Metadata filtering: Stamp every vector with a tenant_id metadata field and enforce a mandatory filter on each query. Lower cost but requires discipline: each write must include the metadata, each read must include the filter. A single missing filter leaks data.

Veto enforces the second approach at the policy level. If an agent's vector_search tool call does not include the correct tenant filter in its arguments, the call is denied before it reaches the database.

Rate Limiting Per Tenant

Global rate limits are too blunt for multi-tenant systems.
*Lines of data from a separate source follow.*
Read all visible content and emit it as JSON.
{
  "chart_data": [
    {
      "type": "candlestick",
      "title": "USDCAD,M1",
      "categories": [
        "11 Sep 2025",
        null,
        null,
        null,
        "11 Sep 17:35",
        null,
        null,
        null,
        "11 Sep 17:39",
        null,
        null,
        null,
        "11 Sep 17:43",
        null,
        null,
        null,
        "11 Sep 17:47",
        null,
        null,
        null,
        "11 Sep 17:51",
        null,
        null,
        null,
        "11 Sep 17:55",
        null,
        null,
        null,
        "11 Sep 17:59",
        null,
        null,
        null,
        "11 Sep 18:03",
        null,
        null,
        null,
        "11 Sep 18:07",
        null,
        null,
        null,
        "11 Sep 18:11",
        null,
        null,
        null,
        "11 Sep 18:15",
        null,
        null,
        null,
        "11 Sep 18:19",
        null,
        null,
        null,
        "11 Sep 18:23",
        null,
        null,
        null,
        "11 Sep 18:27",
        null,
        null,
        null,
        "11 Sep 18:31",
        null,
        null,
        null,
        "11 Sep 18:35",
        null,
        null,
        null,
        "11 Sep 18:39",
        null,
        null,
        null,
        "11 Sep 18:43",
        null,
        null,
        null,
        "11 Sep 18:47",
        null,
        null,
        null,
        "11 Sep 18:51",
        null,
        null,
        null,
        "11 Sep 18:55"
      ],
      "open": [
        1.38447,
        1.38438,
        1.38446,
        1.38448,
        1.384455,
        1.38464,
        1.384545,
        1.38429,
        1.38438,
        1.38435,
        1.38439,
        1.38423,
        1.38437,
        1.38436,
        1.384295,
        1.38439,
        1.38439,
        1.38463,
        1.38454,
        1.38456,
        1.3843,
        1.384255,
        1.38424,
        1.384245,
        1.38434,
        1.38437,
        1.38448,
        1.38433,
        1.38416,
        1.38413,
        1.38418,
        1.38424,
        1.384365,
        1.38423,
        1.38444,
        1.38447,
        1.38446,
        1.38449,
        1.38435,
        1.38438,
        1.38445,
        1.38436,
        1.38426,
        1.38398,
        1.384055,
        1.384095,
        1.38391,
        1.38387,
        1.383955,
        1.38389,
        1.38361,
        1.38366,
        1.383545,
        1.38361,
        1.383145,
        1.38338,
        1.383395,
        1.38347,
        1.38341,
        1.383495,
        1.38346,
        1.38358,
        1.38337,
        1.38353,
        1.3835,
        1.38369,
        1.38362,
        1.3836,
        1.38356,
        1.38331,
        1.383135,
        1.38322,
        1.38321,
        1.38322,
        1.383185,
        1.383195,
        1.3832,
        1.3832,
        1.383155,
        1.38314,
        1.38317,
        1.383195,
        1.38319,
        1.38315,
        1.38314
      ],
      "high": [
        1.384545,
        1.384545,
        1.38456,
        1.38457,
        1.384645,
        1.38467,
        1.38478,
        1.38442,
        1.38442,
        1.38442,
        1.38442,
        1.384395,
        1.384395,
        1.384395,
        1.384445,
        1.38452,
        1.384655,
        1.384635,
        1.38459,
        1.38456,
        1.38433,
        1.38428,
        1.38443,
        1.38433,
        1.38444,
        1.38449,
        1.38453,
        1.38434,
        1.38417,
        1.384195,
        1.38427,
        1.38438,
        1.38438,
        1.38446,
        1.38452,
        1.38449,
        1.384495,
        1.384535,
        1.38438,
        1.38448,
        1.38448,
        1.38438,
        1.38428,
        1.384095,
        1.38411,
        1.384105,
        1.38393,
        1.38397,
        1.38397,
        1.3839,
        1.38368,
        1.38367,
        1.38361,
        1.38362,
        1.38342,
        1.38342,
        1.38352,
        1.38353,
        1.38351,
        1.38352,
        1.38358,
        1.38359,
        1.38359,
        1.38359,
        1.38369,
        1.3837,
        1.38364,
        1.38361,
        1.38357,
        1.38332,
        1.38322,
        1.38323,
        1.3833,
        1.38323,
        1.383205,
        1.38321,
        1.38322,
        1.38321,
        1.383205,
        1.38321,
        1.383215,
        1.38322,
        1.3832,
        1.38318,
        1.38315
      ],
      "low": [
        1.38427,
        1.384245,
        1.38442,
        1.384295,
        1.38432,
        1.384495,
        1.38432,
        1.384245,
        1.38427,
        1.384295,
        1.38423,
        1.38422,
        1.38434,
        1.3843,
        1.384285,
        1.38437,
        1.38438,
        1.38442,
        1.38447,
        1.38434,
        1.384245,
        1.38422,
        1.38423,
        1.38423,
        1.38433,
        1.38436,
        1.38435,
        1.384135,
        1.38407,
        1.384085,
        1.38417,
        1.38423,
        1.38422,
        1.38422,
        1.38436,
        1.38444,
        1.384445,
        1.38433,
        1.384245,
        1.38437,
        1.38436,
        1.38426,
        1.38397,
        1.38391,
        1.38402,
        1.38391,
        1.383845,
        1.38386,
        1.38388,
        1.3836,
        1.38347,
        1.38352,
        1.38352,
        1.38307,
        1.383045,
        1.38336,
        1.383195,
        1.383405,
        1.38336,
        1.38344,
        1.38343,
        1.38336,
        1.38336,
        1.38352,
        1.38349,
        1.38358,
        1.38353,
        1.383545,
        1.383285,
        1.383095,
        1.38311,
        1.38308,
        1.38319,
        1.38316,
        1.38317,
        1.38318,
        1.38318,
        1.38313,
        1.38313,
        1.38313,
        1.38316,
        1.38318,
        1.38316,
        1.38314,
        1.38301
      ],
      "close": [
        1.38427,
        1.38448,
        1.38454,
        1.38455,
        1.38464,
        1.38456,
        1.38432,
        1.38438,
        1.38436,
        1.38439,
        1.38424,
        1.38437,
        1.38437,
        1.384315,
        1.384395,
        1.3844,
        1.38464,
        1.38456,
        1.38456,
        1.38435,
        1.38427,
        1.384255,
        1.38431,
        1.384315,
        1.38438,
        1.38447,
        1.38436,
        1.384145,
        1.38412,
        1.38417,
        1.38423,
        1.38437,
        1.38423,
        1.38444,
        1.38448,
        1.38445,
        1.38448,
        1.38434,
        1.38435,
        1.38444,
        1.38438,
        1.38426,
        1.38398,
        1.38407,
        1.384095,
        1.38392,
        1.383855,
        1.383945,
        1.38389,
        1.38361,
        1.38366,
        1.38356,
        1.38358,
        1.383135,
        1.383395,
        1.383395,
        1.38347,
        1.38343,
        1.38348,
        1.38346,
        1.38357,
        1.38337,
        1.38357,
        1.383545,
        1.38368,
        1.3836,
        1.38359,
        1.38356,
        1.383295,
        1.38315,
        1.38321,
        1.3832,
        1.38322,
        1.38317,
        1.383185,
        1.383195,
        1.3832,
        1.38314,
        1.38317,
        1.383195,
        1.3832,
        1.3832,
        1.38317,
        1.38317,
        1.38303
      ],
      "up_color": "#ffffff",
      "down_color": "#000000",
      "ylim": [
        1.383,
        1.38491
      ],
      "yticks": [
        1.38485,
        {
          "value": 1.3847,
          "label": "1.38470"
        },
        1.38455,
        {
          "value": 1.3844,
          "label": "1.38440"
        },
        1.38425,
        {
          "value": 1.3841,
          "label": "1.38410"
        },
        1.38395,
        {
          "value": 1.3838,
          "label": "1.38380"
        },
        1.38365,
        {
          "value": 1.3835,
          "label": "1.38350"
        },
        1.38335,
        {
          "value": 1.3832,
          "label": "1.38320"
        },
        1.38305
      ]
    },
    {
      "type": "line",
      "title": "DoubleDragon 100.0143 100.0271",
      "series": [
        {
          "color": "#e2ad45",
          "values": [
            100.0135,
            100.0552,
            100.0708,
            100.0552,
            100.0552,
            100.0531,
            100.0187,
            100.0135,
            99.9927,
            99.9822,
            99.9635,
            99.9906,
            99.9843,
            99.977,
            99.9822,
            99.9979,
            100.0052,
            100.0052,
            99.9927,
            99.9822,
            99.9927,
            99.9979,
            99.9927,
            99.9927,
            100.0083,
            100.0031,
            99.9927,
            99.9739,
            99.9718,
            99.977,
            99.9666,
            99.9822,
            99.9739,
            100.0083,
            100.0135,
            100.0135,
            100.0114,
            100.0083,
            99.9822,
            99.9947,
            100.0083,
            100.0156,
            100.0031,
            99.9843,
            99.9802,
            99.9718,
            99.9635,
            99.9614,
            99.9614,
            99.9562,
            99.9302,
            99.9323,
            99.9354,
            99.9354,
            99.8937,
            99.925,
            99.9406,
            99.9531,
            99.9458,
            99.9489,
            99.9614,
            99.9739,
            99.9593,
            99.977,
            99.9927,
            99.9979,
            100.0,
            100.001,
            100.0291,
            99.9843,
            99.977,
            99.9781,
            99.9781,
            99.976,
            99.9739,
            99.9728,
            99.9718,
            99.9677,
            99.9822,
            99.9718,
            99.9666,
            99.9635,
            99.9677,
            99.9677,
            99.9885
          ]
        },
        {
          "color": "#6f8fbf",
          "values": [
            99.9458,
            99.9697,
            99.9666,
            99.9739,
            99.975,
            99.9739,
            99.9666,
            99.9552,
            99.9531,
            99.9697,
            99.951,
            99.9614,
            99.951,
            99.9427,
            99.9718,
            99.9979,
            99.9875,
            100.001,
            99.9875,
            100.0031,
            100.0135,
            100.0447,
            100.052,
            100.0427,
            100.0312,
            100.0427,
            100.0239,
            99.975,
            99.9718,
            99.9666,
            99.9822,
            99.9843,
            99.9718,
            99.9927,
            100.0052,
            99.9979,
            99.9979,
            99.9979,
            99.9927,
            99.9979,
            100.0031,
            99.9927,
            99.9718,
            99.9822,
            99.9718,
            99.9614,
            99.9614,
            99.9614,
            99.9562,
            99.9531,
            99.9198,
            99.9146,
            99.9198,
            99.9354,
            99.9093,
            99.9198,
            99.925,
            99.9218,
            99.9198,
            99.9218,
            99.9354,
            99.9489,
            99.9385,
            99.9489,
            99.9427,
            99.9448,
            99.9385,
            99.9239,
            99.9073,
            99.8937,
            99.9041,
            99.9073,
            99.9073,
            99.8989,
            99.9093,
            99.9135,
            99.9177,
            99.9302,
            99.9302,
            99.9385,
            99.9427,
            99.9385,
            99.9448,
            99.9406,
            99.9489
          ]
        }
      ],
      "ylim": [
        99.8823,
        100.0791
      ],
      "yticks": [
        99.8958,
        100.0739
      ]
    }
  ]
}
If your limit is 1,000 tool calls per hour across all tenants, one noisy tenant can starve the others. Veto enforces rate limits per tenant, per tool, tracked by tenant context:

rate_limiting.yaml

# Rate limits scale with plan tier
rate_limits:
  team_cloud:
    query_database: 100/hour
    send_email: 10/hour
    vector_search: 200/hour
    total_tool_calls: 500/hour

  vendor_growth:
    query_database: 1000/hour
    send_email: 100/hour
    vector_search: 2000/hour
    total_tool_calls: 5000/hour

  enterprise:
    query_database: 10000/hour
    send_email: 1000/hour
    vector_search: 20000/hour
    total_tool_calls: 50000/hour

Decision Records Per Tenant

Enterprise tenants expect dedicated decision records. When a regulated customer's compliance team asks "show me each governed action the agent took on our data during the review window," you need to produce that report without reconstructing it from scattered service traces. Veto's decision records are tenant-scoped. Each decision record entry includes the tenant context, and decision records can be exported per tenant for evidence review.

Defense in Depth

No single isolation mechanism is sufficient. A production multi-tenant agent system layers defenses:

Network layer: Tenant-scoped credentials for external APIs. An agent acting on behalf of Tenant A cannot use Tenant B's API keys.
Storage layer: Namespaced or prefixed access to files, vectors, and databases. The storage system enforces boundaries independently.
Policy layer (Veto): Runtime authorization on each governed tool call. Even if the storage layer has a misconfiguration, the policy engine blocks cross-tenant access.
Monitoring layer: Anomaly detection on cross-tenant access patterns. If Tenant A's agent suddenly starts querying paths outside its prefix, alert immediately.

If network filtering fails, the storage layer still protects data. If a container escape happens, the host has no cross-tenant credentials. Each layer reduces the blast radius.

First governed call

Adding multi-tenant support to an existing agent is one configuration change in Veto: include tenant_id in your protect() context and define tenant-specific policies. Your agent code stays identical across tenants.